Elsewhere, the building-condition survey identified $22.6 million in upgrades at the Steinmetz Career & Leadership Academy and $16.7 million at Washington Irving Adult & Continuing Education Center.

An additional $91.4 million in needs were identified across the district’s 11 elementary schools, and $19.6 million were identified at its three middle schools.

Fulton School, which is not used by the district, requires an estimated $7.9 million in upgrades.

The district, Little said, is made up of aging facilities that are in various states of repair.

“There’s been a lot of good things done, but there’s a lot of areas that haven’t been touched since they were originally done,” Little said. “There are some disparities with buildings that have gotten a lot more attention and some buildings that haven’t.”

The survey also identified how the district uses its classroom space, which Soler said will be taken into account as it works to address future upgrades.
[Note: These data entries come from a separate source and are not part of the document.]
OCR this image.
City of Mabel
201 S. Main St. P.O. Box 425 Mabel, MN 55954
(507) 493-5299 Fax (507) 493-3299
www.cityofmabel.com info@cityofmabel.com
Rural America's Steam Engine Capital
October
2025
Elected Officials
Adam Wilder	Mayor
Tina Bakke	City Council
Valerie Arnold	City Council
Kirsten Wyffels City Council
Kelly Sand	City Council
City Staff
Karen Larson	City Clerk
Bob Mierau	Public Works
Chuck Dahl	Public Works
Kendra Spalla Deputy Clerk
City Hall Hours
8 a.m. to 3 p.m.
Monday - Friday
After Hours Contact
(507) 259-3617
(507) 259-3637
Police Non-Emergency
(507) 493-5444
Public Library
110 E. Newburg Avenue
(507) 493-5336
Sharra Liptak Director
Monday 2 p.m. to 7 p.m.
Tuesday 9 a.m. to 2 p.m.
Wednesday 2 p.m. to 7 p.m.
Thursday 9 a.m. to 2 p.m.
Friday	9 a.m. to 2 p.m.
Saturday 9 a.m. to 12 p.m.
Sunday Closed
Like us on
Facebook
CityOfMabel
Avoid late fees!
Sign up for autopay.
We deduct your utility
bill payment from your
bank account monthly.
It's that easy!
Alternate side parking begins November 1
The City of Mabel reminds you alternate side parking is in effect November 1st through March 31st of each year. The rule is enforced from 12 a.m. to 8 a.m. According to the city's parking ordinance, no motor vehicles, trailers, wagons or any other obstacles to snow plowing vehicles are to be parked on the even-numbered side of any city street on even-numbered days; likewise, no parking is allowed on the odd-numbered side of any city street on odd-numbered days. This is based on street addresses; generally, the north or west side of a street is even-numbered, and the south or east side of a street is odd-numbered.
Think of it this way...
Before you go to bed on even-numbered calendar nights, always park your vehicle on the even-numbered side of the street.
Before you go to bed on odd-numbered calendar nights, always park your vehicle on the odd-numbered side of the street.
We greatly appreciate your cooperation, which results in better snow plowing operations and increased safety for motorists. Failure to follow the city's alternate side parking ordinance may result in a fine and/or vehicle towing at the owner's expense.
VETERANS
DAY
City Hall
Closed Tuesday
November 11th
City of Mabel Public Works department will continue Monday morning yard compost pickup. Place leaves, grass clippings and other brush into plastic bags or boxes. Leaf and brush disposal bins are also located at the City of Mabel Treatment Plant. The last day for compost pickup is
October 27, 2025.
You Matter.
He added a timeline for when the district will present a capital project remains unclear.

Once the district finishes accessing the survey, a committee will be formed to determine how the district should proceed.

Any future work, Soler said, would take into consideration an initiative the district is in the process of implementing, including a secondary redesign that will create learning pathways for all students and will roll out this fall. The district is also launching a community schools program that will turn schools into community hubs through partnerships with local organizations.

“We want to be real deliberate moving forward,” Soler said.